La lumière plonge, dore les murs.

Des ouvriers travaillent sur un toit.

Bruit lointain, rythmé, des marteaux tambourinant le zinc.

Vibrations colorées dans mon corps du rêve merveilleux absolument, toujours vivant, de la nuit précédente.

Aujourd’hui je commence à traduire le chant Dix-sept

« Dès que paraît, née du matin, Aurore aux doigts de roses »

Joies

pas de géante

À la maison nous avions jusque là piano, guitares, ukulélé, harmonica… et depuis ce jour nous avons en plus une clarinette, une vieille clarinette que le comédien a récupérée de son grand-père, mon père, et dont il tire de beaux sons pleins, chauds, harmonieux, en improvisant des petites musiques qui font penser à la scène.

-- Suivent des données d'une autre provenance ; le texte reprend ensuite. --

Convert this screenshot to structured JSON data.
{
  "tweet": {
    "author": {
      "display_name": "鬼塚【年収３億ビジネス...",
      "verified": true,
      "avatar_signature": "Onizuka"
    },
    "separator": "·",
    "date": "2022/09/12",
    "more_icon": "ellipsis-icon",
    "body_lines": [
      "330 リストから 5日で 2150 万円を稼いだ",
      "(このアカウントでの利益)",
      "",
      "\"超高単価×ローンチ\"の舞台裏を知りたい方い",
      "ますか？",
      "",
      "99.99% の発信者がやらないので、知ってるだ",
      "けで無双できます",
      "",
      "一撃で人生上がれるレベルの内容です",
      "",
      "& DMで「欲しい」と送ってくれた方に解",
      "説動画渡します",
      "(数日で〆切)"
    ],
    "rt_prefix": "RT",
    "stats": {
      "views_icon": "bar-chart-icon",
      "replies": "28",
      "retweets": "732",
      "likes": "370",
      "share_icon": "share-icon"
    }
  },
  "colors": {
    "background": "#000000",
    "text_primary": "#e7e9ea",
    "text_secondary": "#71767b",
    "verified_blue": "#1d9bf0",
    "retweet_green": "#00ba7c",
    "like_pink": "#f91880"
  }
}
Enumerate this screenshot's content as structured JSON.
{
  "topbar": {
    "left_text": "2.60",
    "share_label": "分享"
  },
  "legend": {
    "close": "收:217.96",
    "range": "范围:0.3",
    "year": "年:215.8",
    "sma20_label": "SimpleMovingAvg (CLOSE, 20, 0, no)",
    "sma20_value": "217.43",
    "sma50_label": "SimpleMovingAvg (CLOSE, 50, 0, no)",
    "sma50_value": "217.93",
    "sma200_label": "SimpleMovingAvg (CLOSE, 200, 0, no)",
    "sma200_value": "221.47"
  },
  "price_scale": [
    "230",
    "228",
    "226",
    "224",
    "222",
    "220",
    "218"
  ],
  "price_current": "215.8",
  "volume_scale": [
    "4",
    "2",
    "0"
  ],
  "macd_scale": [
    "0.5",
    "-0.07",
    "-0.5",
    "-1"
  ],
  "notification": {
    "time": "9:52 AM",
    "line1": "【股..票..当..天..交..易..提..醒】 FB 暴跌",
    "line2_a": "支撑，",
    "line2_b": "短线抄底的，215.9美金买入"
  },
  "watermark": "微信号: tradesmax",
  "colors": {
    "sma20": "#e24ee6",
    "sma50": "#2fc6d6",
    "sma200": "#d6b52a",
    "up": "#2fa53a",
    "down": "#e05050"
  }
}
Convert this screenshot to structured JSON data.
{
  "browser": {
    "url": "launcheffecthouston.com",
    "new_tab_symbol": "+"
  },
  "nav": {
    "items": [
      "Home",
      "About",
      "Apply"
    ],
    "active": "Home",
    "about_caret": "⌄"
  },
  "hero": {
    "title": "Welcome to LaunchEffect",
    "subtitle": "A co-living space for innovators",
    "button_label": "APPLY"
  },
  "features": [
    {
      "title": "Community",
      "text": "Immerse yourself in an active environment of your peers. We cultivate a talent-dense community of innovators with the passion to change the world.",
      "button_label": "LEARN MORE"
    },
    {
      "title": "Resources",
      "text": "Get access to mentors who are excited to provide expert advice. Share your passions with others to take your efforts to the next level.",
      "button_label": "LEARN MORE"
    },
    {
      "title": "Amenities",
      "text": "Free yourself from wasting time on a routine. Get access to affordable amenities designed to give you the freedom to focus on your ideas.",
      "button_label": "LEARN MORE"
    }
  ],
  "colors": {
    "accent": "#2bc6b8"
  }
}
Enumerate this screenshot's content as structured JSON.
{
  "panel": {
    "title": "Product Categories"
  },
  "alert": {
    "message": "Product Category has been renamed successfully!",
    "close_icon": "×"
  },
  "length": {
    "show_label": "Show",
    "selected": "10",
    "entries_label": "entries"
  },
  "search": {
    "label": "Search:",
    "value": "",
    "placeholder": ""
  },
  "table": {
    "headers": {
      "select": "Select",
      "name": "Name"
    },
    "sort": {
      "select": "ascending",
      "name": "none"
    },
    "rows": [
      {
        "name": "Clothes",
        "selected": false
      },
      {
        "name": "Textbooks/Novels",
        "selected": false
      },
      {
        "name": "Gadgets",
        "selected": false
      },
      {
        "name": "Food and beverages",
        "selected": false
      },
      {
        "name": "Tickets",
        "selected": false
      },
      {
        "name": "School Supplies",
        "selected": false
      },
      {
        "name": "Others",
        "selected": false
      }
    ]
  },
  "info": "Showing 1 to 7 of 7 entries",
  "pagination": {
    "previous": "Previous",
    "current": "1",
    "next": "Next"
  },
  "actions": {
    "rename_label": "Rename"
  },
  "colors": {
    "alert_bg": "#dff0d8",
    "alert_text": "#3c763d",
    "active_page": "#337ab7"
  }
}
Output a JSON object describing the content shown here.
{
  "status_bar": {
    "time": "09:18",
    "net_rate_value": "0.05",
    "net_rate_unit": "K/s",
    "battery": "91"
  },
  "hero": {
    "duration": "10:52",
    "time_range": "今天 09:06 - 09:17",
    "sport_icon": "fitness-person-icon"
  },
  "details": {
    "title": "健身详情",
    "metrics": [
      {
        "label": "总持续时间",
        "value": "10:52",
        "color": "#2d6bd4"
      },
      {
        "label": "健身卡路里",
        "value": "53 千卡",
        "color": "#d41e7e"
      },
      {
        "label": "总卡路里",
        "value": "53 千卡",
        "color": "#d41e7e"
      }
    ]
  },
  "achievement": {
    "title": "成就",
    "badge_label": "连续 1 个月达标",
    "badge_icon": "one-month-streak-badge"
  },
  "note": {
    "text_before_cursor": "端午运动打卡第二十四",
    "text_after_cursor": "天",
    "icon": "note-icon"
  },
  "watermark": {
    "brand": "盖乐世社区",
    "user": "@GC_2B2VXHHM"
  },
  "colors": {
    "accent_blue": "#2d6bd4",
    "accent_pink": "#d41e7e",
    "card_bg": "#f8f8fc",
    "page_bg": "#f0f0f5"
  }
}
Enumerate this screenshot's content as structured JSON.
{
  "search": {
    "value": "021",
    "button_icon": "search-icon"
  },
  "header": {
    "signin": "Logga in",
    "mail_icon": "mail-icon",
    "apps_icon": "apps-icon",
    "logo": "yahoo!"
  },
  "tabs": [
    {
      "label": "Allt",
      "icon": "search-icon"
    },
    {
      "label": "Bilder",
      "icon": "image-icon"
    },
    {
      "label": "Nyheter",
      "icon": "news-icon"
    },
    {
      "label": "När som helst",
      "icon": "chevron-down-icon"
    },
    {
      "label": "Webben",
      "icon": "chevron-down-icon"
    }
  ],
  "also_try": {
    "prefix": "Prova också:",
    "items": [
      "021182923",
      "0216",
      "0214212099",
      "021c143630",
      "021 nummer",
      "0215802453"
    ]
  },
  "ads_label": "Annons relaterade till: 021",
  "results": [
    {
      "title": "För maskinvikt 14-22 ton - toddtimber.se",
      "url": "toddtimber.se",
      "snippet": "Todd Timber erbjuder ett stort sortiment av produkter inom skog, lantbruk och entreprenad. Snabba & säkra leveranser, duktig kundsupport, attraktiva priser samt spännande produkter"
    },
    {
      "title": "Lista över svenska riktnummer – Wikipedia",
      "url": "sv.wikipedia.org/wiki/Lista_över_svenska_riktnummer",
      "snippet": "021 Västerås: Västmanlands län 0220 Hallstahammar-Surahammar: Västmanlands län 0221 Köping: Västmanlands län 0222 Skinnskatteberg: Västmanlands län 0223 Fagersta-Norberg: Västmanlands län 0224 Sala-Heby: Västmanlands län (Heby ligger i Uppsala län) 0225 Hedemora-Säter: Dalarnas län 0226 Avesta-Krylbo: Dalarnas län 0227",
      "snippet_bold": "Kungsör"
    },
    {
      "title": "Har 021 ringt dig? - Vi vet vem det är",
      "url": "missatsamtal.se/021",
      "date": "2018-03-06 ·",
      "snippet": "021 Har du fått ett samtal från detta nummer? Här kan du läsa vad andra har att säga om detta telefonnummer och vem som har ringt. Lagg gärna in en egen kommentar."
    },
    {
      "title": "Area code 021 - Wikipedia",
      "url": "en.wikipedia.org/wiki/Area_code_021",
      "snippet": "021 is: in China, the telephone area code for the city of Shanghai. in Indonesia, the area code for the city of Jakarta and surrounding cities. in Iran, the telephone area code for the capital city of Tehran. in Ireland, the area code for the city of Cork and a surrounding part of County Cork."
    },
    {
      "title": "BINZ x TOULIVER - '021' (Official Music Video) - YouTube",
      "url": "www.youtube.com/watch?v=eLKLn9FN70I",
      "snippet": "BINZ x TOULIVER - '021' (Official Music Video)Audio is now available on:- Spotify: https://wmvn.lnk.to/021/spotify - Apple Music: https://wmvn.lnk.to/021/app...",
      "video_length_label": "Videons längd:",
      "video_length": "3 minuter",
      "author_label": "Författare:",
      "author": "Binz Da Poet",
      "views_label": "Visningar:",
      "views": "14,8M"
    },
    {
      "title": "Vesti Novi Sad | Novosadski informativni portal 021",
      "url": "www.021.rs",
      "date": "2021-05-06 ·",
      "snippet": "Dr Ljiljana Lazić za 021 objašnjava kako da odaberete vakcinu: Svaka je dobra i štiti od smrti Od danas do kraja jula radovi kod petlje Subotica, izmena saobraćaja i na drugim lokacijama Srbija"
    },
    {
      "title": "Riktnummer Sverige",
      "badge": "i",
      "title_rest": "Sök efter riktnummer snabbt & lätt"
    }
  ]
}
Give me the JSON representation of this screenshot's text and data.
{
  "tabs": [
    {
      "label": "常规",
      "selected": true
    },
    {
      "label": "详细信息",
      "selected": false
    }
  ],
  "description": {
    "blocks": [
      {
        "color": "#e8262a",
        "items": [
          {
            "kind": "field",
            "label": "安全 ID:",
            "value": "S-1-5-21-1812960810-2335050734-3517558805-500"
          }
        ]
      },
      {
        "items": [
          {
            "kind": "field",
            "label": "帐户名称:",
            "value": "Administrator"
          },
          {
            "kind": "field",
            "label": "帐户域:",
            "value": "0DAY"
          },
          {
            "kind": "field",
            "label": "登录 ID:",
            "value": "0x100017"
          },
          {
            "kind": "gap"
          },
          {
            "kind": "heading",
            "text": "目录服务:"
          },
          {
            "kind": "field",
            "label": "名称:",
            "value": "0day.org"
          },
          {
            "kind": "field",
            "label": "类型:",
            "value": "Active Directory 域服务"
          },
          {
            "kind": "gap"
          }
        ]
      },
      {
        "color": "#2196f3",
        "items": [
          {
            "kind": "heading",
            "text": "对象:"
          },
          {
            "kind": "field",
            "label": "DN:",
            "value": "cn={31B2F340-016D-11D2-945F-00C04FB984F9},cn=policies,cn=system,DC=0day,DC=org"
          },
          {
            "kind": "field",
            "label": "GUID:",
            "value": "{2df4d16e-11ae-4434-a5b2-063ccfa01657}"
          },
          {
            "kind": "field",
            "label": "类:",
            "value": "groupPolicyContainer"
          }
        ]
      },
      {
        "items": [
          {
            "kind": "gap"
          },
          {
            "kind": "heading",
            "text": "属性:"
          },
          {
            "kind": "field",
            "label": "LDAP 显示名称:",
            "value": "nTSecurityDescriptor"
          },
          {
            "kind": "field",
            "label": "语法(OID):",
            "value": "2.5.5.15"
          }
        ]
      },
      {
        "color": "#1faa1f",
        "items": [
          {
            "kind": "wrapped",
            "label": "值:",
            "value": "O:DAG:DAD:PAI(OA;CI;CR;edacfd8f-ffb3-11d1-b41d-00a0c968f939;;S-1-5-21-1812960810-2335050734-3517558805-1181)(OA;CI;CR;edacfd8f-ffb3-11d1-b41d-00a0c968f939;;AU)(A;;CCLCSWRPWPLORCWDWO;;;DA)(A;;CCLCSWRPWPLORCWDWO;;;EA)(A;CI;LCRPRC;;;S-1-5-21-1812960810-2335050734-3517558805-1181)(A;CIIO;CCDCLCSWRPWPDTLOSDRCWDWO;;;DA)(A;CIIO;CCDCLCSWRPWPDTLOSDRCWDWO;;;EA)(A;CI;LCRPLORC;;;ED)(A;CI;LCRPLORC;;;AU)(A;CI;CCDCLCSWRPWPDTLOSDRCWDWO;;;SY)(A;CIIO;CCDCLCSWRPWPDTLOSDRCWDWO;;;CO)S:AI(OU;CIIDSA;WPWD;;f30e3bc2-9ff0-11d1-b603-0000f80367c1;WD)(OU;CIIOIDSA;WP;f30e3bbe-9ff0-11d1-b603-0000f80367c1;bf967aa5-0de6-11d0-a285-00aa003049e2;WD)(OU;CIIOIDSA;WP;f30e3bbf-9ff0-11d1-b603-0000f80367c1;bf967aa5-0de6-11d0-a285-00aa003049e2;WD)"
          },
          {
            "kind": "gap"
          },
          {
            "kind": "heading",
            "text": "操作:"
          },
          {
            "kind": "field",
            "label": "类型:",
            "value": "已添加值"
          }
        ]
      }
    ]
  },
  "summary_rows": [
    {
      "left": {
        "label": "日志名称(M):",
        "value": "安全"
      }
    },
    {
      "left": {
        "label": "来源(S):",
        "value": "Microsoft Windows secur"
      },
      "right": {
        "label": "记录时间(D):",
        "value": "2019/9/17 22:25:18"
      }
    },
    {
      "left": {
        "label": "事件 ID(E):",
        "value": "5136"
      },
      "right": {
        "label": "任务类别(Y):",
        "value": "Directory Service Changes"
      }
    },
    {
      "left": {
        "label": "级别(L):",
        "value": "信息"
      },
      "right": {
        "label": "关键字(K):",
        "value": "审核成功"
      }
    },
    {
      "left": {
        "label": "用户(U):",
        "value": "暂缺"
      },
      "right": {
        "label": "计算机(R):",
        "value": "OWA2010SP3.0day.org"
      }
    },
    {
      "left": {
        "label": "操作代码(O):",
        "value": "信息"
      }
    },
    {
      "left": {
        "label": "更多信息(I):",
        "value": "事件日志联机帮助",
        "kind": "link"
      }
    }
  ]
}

Je fais voler ma chouette en bougeant mon épaule et mes muscles, j’imagine que je pourrais faire un spectacle avec ce tatouage, voire avec d’autres, en les faisant parler et danser.

J’avance moins vite dans ma traduction depuis quelque temps – un peu de fatigue -, mais j’avance quand même à grands pas, et j’espère finir avant de partir en trekking avec O cet été – j’aurais mis environ dix mois pour traduire toute l’Odyssée, en vers, et sans me vanter, quelle traduction ! La semaine dernière la fatigue m’a privée de courir, et cette semaine c’est le tatouage : pendant la première semaine de cicatrisation, il faut éviter de transpirer. N’importe, je suis si extrêmement vivante. Cette nuit j’ai fait un beau rêve heureux et lumineux, où je chantais.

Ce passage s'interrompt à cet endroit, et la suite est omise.